O que a gente faz nessas horas? A gente se une, porque a tribo da arte é muito unida. Todo mundo está ajudando e se mobilizando como pode, abrigando pessoas, fazendo clipes e vídeos para impulsionar vaquinhas e pedir doações. As pessoas precisam de água, roupas, comida, abrigo, inclusive do nosso meio. Conheço várias pessoas da produção que perderam tudo. Casa com água no teto.
O Caetano e a Bethânia gravaram o Menino Deus, uma música que fala de Porto Alegre, e cederam os direitos chamando para uma vaquinha para os artistas do Rio Grande do Sul. Porque fazer teatro, filmar, fazer show… Tudo isso vai ser inviável por um bom tempo, não só pela água, mas pelo clima na cidade. O setor vai demorar para se recuperar. E quem perdeu tudo também vai ficar sem trabalho. Então, essas pessoas precisam de apoio.
O senhor é conhecido por trazer Porto Alegre para o cinema como cenário de seus filmes. As áreas em que filmou foram muito afetadas?
Todas. O homem que copiava se passa todo no Quarto Distrito – todas aquelas ruas, a Presidente Roosevelt, tudo ficou baixo de água. Em Meu tio matou um cara, todas as áreas em que a gente filmou, as cenas da beira do rio. O filme Ilha das Flores se passa na Ilha dos Marinheiros, que está submersa, assim como a Ilha das Flores e as outras ilhas do Guaíba.
O Saneamento Básico é um filme que filmamos em Santa Tereza, uma cidade perto de Bento Gonçalves. Ela foi muito afetada duas vezes no ano passado. E esse ano, agora, de novo. Luna Caliente eu filmei em Rio Pardo, São Lourenço do Sul. Tudo embaixo d’água. Atingiu uma parte muito grande do estado, muitos municípios.
É triste. Espero voltar para esses lugares e filmar de novo. Espero que eles se recuperem. Enfim, espero que passe, né? Espero que o George Harrison tenha razão. “Here comes the sun”. E está vindo, semana que vem vai ter sol.
O prolongamento dessa tragédia é assustador, porque é uma enchente chega e não passa. Como será superar isso?

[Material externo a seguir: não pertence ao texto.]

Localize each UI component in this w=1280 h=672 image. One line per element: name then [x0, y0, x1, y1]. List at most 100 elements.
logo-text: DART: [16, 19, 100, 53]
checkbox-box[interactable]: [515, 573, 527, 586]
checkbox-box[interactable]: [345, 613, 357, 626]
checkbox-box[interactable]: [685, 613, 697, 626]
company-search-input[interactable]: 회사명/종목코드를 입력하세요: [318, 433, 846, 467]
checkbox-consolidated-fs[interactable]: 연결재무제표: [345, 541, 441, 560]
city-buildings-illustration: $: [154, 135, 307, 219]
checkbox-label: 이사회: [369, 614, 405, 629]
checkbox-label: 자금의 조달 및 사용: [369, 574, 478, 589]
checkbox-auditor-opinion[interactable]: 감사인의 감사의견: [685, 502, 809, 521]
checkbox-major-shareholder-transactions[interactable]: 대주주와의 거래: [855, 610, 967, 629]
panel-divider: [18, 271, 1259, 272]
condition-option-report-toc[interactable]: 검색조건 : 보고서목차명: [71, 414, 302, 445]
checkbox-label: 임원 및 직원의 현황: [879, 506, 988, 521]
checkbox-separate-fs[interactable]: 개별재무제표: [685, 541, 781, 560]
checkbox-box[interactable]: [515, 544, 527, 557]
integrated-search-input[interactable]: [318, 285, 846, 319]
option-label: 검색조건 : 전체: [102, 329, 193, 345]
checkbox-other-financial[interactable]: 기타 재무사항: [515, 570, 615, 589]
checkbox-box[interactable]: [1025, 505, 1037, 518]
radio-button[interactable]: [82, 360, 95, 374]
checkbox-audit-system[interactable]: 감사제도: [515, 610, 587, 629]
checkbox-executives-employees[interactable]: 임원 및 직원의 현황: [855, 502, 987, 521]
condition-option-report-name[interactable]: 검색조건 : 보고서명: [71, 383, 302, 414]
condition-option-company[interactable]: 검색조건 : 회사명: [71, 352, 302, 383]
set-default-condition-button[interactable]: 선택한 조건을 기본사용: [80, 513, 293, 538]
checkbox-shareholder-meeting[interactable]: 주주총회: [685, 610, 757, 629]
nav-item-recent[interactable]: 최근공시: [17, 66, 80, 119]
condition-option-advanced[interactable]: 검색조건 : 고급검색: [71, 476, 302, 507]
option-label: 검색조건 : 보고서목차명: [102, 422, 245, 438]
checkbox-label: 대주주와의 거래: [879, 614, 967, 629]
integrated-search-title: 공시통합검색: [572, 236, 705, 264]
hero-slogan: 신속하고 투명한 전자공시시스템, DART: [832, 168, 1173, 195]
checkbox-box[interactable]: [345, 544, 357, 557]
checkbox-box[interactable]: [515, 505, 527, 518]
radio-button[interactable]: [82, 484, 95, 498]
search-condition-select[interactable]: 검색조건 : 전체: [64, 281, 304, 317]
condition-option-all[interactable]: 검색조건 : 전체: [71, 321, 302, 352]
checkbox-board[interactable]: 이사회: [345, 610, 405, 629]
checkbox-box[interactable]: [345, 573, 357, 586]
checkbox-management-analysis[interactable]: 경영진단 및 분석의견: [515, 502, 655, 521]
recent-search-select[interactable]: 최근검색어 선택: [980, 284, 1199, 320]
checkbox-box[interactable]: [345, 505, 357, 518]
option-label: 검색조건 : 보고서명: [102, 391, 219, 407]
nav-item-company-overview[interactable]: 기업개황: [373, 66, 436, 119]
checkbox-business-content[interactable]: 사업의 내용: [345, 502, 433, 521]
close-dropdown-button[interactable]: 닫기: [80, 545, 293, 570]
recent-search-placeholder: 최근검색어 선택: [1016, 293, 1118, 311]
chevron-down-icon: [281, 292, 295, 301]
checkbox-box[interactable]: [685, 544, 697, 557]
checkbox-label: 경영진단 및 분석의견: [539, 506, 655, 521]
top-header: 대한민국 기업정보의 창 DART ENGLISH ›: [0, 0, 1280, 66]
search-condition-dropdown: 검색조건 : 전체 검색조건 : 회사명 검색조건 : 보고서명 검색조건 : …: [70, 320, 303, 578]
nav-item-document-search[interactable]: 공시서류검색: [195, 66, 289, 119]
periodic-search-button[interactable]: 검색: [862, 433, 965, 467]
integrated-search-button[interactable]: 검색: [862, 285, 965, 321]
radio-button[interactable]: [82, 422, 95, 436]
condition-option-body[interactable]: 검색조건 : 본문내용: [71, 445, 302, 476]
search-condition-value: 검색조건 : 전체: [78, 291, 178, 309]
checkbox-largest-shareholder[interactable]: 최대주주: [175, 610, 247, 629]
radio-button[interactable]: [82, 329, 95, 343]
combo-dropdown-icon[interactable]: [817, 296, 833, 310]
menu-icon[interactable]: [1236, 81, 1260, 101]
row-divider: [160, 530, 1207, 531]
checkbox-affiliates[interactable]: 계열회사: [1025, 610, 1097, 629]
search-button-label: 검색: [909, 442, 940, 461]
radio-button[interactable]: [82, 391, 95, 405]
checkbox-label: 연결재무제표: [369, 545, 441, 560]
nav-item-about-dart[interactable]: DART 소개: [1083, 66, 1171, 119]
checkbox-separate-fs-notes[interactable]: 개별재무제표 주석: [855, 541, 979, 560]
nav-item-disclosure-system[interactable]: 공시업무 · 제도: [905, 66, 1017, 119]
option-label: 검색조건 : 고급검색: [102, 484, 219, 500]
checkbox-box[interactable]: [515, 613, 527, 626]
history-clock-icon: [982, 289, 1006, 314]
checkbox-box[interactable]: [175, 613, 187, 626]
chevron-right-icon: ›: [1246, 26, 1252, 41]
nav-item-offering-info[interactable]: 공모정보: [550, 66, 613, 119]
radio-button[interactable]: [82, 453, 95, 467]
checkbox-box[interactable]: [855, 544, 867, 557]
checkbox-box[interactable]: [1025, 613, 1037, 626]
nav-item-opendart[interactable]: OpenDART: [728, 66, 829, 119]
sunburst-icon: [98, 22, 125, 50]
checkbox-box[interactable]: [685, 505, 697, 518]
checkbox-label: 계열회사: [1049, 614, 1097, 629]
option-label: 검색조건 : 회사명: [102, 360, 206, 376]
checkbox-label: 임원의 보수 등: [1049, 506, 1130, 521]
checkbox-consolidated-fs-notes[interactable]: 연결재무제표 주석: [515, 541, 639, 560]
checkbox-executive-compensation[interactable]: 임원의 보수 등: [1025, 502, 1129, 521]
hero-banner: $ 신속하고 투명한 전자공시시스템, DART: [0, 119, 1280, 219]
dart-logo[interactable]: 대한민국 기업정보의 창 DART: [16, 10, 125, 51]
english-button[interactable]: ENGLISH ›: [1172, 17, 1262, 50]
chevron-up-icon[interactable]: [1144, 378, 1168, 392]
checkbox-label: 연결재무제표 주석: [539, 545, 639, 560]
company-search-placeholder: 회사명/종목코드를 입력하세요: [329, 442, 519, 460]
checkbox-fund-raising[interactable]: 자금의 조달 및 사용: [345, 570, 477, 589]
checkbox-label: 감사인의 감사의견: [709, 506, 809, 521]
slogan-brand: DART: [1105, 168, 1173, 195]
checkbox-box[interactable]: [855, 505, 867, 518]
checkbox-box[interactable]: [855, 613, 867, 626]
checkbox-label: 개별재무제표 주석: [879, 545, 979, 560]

Espero que a gente aproveite essa tragédia horrível, essa desgraça, para repensar a cidade e transformar Porto Alegre. Já que está destruído, vamos fazer direito, vamos fazer uma cidade mais sustentável, mais justa, uma cidade para o futuro, que pense as mudanças climáticas e esteja preparada para elas.
Porque elas já aconteceram. Nós não vamos reverter toda a destruição que fizemos no planeta em tão pouco tempo. Como vamos viver nesse novo planeta? Como vamos lidar com a água? Como vamos lidar com o transporte público, com a impermeabilização excessiva que fizemos do solo, com a ocupação de zonas de encostas e à beira do rio?
Precisamos repensar a cidade para ela ser durável, para não estarmos aqui de novo daqui a 10, 20 anos, dizendo que tudo se destruiu de novo. Isso pode ser uma oportunidade que São Pedro, padroeiro do Estado e senhor das chuvas, está nos dando.